I'm programming in C# and I'm pretty certain that it will throw a hissy fit if I try using pointers. Instead If I am storing an array of 26 structs for each graph node on the map then wouldn't that be a waste of memory. How else can I approach it?
No C# expert here, but I just read really quickly regarding reference and value types in C# and it seems to me you would be much better off by using classes, since they are reference types. So your nodes/tiles would be a class. And, you would basically have some number of references to the surrounding neighbours. In this case, you would use much less memory than using structs if I understand things correctly..
In the node class I have the maximum amount of neighbours allocated to a node array:
private GraphNode[] neighbours = new GraphNode[26];
public GraphNode[] Neighbours { get { return neighbours; } }
Now if I create two nodes and the second node to the neighbours of the first node:
GraphNode node = new GraphNode(this, Vector3.Zero); GraphNode node2 = new GraphNode(this, Vector3.One); node.Neighbours[0] = node2;
then it doesn't appear to reference that node as:
node2 = null;
doesn't make the node.Neighbours[0] = null.
I think I understand. And, no it shouldn't. node.Neighbours[0] is a reference and node2 is a reference, but they both point to the same thing which is a GraphNode containing Vector3.One.
Now, node.Neighbours[0] = null just kills the reference, not the actual object. BUT, if you change the information inside the object:
node2.vector.x ++; And then
print node.Neighbours[0].vector.x;
Then you will see the change.
You may should read this: http://www.albahari.com/valuevsreftypes.aspx
Regarding nodes and edges... think the board game Risk. If I were to ask you which countries were connected, you could tell me despite the varied geometry. Now just replace the countries with dots, and draw one line over each border. You now have a waypoint graph.
BTW, for more on generic graphs of this sort, see "Graph Theory" on Wikipedia and elsewhere.
I understand what you mean by points and connecting lines. This is my approach using that idea:
1) In the case of full 3D movement and diagonals I have checked my map and created a node at equally spaced distances where there is no geometry. [The points] 2) Using the code below I then check each node for neighbours and add them to the neighbours array at the specific index if they exists. [The connect line between points]
The code has been snipped but the idea is the same for all subsequent neighbour checks:
// Check all neighbours for (int x = 0; x < depth; ++x) { for (int y = 0; y < height; ++y) { for (int z = 0; z < width; ++z) { int index = x * width * height + y * width + z; int neighbourIndex;
// Check for neighbouring nodes if (nodes[index] != null) { // Array indices int xIndex; int yIndex; int zIndex;
// [Left, Top, Far] // XNA: -X, +Y, -Z // Array: -X, +Y, -Z xIndex = x - 1; yIndex = y + 1; zIndex = z - 1;
Ok... so let me get this straight. The player can be in an arbitrary point in space and all you want to do is detect which fixed point node is closest to his arbitrary location?

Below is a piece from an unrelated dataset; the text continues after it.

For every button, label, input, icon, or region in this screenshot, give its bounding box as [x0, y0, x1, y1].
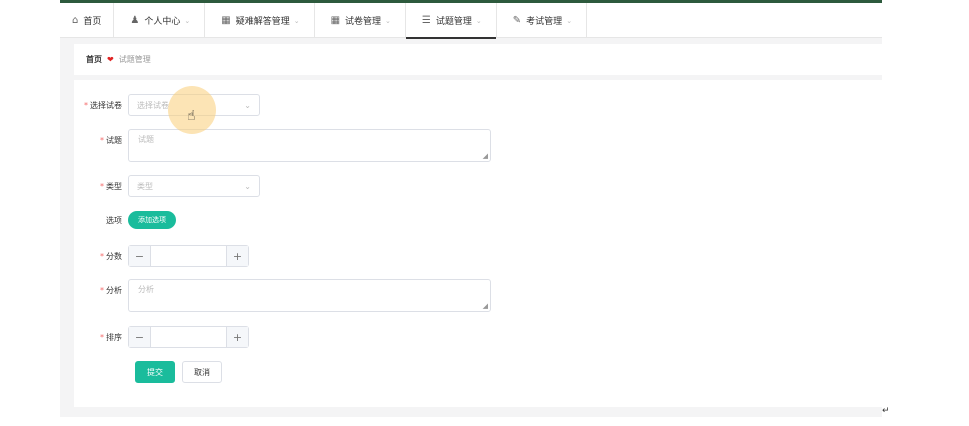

Ok... so let me get this straight. The player can be in an arbitrary point in space and all you want to do is detect which fixed point node is closest to his arbitrary location?
I have used a nearest neighbour algorithm with an octree to do that.
I then wanted to know how I could find the neighbouring nodes from the nearest neighbour, that's when topic went towards storing references to the neighbours in each node and using them. I have now done that using the algorithm shown in my previous post which is linked to your suggestion to graph theory.
Is there anything I have done incorrectly or inefficiently?
Is your geometry dense (i.e. usually most of the 26 possible connections are used) or sparse (i.e. usually only a few connections are used)? In the sparse case, you should be using a list of neighboring node IDs/references instead of storing an array. For the dense case, why not just use a true cubic map with bit flags controlling which connections are available? I.e. use one bit out of 26 possible bits for each connection; if the bit is set, the connection is valid, otherwise there is no link. This can be stored compactly in a single 32-bit integer for maximum efficiency on current hardware.
For the dense case, why not just use a true cubic map with bit flags controlling which connections are available?
I understand bit fields/bit flags but how would they work in this case? Would I have to create a cube map of nodes and include null nodes in that map as the levels will not always be cubic?
My current way is to index the node's neighbours in an order that defines which ones to ignore depending on the movement type (diagonal nodes are odd numbered). This helps speed up A* path finding calculations.